John 14:28: Who Is Greater?
“The Father is greater than I.”
How can Jesus be divine if he explicitly claims that God the Father is superior to him? In terms of the Creator-creature divide, isn’t Jesus placing himself on the creature side? This passage can be difficult to interpret.
First, Jesus was sent by God to earth to redeem humanity, and the one sent cannot be greater than the sender (John 13:16). God is the sender, so God has to be greater to Jesus in some sense—but in what sense?
Gregory of Nazianzus (A.D. 300s) says in Oration 30.7 that “greater refers to origination,” meaning that the Father is greater than the Son because the Father is the source of the Son, as a human father is of a human son. However, since this relationship of God the Father with Jesus the Son is unlike any on earth, but is outside time, there’s no beginning to the Son’s existence. Jesus is eternally begotten of the Father. There never was a time when the Father did not have the Son. Because of this, Jesus can refer to God the Father as superior to him, but in a way that keeps both of them within the Godhead. Jesus is not on the creature side of the Creator-creature divide.

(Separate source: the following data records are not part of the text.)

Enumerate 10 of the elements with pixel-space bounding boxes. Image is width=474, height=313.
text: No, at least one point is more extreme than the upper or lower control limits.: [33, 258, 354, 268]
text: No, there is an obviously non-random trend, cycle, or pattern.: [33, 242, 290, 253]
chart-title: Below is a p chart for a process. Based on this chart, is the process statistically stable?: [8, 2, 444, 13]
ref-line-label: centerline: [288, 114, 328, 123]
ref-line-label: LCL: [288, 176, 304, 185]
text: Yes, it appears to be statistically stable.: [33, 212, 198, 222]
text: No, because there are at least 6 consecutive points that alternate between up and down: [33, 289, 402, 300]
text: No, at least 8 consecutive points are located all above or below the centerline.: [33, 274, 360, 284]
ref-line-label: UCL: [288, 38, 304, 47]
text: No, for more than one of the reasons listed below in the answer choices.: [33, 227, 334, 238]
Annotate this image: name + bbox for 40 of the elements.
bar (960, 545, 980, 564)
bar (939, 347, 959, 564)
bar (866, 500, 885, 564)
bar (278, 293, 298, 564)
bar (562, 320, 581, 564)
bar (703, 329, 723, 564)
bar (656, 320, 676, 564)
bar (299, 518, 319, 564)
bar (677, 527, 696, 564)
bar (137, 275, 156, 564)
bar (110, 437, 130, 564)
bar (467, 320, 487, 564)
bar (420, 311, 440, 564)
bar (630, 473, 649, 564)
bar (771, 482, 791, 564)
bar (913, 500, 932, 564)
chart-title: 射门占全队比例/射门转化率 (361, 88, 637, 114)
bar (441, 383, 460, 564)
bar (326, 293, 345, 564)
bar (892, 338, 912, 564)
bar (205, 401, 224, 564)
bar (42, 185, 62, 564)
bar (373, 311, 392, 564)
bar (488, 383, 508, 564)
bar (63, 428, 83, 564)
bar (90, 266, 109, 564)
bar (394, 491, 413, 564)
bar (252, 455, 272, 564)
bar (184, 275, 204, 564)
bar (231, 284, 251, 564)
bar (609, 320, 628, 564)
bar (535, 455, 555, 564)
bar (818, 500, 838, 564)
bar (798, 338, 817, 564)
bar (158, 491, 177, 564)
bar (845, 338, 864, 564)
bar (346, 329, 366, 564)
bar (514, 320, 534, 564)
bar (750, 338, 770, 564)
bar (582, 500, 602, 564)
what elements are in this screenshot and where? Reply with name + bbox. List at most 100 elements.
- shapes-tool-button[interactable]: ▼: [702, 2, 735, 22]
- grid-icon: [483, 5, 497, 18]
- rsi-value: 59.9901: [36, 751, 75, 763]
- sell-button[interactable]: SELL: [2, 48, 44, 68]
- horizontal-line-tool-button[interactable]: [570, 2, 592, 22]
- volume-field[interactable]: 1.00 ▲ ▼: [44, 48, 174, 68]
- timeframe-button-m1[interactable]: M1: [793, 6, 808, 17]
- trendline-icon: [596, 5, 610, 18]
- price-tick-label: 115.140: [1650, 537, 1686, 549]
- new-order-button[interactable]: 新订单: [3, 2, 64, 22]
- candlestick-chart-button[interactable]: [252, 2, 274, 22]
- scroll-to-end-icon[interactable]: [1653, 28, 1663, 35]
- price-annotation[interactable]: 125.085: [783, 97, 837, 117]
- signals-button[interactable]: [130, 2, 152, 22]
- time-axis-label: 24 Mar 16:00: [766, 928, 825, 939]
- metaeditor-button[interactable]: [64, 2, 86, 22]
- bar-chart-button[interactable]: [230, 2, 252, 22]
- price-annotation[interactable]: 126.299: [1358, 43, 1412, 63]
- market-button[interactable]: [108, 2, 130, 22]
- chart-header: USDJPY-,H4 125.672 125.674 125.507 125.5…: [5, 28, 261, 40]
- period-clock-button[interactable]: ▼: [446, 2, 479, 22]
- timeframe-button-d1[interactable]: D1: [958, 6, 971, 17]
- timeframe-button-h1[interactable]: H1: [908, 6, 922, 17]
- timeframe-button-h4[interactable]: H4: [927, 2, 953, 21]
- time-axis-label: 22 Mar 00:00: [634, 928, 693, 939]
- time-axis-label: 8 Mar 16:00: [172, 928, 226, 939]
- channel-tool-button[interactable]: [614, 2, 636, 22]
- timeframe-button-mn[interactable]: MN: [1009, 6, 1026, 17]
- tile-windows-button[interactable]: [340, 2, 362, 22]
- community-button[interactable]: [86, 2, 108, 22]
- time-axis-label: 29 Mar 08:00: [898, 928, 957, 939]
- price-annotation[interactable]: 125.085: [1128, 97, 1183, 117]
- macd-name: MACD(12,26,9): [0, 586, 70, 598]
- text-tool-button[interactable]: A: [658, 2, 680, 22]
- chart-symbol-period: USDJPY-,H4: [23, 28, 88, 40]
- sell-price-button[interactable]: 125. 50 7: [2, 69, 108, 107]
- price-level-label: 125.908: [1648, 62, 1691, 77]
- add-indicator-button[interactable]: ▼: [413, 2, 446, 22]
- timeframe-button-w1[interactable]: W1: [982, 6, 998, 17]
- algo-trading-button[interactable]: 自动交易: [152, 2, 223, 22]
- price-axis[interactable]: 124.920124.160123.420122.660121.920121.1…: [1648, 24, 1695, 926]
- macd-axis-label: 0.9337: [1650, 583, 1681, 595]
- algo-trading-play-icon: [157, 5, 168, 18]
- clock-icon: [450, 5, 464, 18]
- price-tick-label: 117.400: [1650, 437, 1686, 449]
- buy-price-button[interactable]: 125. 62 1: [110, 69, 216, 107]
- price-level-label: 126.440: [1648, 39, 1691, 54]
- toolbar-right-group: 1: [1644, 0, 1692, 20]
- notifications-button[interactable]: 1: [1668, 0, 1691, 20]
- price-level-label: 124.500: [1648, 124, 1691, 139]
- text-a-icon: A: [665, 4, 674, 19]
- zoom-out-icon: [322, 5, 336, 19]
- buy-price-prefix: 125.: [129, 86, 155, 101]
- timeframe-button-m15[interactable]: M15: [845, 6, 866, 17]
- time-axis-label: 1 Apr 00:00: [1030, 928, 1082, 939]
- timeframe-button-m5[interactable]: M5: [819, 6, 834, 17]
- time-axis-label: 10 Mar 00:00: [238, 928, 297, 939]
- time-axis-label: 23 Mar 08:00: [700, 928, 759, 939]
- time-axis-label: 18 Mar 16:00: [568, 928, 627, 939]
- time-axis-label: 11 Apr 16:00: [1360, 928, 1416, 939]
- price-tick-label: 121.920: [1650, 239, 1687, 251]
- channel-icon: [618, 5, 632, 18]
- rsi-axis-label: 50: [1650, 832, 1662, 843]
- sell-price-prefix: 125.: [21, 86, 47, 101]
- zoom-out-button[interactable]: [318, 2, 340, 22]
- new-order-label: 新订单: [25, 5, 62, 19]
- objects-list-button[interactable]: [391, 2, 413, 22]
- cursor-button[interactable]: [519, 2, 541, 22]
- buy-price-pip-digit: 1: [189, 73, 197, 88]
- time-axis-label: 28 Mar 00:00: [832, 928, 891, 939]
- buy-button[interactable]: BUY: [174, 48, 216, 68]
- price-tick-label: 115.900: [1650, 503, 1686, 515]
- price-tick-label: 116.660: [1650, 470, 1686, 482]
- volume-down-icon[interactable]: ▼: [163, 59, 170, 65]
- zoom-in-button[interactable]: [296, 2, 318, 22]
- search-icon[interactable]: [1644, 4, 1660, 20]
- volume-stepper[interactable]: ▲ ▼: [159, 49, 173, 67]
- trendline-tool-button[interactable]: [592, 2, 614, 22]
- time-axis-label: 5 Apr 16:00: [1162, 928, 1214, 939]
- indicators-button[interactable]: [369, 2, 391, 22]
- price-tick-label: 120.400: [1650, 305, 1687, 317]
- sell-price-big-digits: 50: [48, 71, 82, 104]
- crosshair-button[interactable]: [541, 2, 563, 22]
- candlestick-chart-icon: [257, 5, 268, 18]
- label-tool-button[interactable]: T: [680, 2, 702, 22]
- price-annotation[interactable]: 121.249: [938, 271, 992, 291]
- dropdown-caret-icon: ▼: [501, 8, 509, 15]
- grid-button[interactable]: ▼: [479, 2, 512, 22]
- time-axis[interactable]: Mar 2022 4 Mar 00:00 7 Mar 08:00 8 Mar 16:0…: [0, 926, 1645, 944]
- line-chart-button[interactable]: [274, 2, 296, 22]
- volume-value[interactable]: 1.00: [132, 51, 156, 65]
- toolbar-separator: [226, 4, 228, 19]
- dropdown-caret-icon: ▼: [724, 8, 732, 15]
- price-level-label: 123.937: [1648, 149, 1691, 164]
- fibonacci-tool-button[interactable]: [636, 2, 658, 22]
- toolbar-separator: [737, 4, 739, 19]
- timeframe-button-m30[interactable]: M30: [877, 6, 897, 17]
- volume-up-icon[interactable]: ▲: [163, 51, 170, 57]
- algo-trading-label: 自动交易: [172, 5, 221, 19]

To give another human analogy, somebody can be “greater” than somebody else without being a different species altogether. In a school setting, the principal is “greater” than the teacher, but both are humans with equal dignity, value, and worth. Similarly, God the Father can be “greater” than Jesus the Son, even though both are in the category of deity. They are in union of essence (John 1:1, 18; 10:30; etc.), even if one’s position is greater.
Per Raymond Brown, various Church Fathers interpreted the passage this way. This includes Fathers such as Athanasius, Hilary, Epiphanius, and John Damascene, along with the influential Church writers Origen and Tertullian.
John 20:17: A Rebuke for Mary
“Do not cling to me, for I have not yet ascended to the Father; but go to my brothers and say to them, I am ascending to my Father and your Father, to my God and your God.”
This passage involves the resurrection of Jesus, where Mary Magdalene finds the empty tomb and ultimately finds Jesus. Jesus here speaks of God as separate from himself. Why would Jesus do this if he were divine?
St. Augustine comments on this passage saying that Jesus uses two separate terms. He speaks of “my God” as distinct from “your God.” Jesus is God’s Son by nature within the Godhead of the Trinity, but Mary Magdalene is not. Mary is like the rest of us humans, who are God’s children not by nature, but only when we are baptized through grace (Tractates on the Gospel of John, 121.3).
On examination, Mark 13:32, John 14:28, and John 20:17 do not refute the deity of Christ. These passages have been thought through from the earliest days of Christian history and were known during the formulation of the doctrine of the Trinity.
When taking the evidence and joining it into a coherent theology, the Holy Spirit guided the successors of the apostles into “all truth” and proclaimed the Trinity (John 16:13). Jesus is fully God and fully man, equal in substance to the Father, but lesser in position than the Father.